Por que Michel Teló e Psy são almas gêmeas

O coreano e o brasileiro têm mais coisas em comum do que supomos

Psy

“Ai Se Eu Te Pego” e “Gangnam Style” colocaram dois artistas num hall de celebridades mundiais que aparenta ser o mais nobre possível: o de hitmakers espontâneos. Sem mídia massiva, sem profissionais de relações públicas nos bastidores, os caras simplesmente fizeram sucesso porque as pessoas gostaram da música.

Mas será que é isto mesmo?

Existe uma quantidade enorme de elementos semelhantes nos dois vídeos – e na música também, por incrível que pareça. Vamos começar pelo começo: a música. Só a música, sem o vídeo. Ouça de olhos fechados, se precisar. E combinemos, antes de tudo, que não vamos julgar pelo nosso gosto. Sendo neutro, são boas músicas? Sim, as duas. Igualmente boas? Sim. Ambas melodiosas, com bom arranjo, boa voz. Nada de coisa de gênio, mas coisa decente. Um cheeseburguer do McDonald’s, digamos. É pior que o do Milk & Mellow, de São Paulo, e melhor que o da padaria.

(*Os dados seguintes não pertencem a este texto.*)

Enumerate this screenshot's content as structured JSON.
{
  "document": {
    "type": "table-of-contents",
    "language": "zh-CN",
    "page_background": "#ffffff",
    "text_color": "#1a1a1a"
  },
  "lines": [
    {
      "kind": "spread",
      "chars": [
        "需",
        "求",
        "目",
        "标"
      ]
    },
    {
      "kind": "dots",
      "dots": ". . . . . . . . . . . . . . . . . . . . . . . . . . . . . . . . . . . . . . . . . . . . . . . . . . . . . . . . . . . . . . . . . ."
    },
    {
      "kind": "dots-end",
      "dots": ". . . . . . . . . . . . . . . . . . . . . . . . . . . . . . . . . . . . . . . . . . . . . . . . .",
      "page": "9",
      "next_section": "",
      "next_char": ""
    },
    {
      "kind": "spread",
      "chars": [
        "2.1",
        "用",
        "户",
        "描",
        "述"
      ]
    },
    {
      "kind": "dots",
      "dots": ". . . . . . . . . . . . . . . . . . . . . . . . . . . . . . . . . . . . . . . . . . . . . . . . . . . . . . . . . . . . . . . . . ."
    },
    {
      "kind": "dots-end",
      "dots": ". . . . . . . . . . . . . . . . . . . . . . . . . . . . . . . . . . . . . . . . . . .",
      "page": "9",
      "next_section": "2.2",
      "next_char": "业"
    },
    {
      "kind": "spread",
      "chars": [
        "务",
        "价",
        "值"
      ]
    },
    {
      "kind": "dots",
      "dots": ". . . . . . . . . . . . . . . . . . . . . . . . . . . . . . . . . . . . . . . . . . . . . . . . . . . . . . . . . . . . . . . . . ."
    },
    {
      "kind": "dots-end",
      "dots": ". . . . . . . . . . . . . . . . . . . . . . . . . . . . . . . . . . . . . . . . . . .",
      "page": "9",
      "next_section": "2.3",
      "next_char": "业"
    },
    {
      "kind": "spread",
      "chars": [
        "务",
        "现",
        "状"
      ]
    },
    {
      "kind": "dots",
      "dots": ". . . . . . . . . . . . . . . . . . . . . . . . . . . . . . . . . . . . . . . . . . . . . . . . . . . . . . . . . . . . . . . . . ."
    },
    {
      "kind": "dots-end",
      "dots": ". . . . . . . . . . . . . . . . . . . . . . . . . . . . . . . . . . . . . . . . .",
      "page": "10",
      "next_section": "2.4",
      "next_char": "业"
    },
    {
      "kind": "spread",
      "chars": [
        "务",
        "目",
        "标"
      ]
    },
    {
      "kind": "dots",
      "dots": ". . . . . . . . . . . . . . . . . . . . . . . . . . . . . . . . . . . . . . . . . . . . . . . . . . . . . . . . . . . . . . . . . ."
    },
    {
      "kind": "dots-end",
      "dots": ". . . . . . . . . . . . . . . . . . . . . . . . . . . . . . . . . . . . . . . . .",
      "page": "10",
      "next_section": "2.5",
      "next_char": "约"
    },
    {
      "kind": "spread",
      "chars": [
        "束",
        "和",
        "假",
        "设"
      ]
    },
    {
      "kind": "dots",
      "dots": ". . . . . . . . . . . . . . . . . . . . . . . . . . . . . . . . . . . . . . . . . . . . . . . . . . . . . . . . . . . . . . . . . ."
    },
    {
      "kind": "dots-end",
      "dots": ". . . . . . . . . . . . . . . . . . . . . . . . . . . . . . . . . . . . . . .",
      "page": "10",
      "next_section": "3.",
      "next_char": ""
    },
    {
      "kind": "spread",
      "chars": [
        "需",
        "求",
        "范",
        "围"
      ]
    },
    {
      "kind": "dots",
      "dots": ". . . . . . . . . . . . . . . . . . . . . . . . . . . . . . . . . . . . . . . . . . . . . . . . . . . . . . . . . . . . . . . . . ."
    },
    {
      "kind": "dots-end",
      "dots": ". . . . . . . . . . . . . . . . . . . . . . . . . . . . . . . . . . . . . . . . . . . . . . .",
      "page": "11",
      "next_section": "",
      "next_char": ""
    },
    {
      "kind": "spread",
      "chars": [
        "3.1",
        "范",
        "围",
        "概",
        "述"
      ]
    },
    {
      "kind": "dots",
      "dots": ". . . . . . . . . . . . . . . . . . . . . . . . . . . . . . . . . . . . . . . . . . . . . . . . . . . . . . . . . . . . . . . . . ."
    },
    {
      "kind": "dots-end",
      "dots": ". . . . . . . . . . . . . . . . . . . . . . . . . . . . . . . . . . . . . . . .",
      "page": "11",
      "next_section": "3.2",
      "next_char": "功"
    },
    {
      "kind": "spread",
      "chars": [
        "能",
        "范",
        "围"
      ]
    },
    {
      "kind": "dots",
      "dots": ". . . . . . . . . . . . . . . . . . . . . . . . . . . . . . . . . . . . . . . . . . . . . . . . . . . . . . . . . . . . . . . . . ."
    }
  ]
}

As letras são questionáveis, as duas. Mas aqui vale a pena lembrar que quem fez esse sucesso tamanho foi gente que não entende o que eles estão falando. Nos dois casos. Eu já disse isso antes de Gangnam Style aparecer: é foneticamente engraçado para quem não entende.

Michel Teló

Aqui a gente já começa a entrar numa questão cultural. O charme dos brasileiros e o charme dos orientais também contribuíram.  Agora vamos abrir os olhos e assistir aos vídeos: a coreografia está lá. Elas são charmosas e desengonçadas e, sobretudo, fáceis. As mulheres bonitas também estão lá. De formas diferentes, pois o vídeo do brasileiro é ao vivo, mas no fundo, elas estão exercendo exatamente a mesma função – não, não é chamar a atenção, embora contribua para isso; é elevar “o valor social” do artista. Algo que Mystery, o teórico americano da conquista, acredita que seja uma forma de dizer, inconscientemente, “todas estas mulheres ‘disputam’ este cara, então ele deve ser bom em alguma coisa”.

Existe algo em comum no visual dos dois? Marcas do tempo no rosto, talvez. Acho também que atitude proativa mesmo não sendo um galã, cada um à sua forma.

O que me pergunto é: ninguém mais tem isso no mundo? Porque é relativamente fácil fazer isto. Eu poderia pegar um cara que canta na Sé, fazer um single e um vídeo com todos estes elementos que minha probabilidade de não dar certo como eles vai ser de 99,99%.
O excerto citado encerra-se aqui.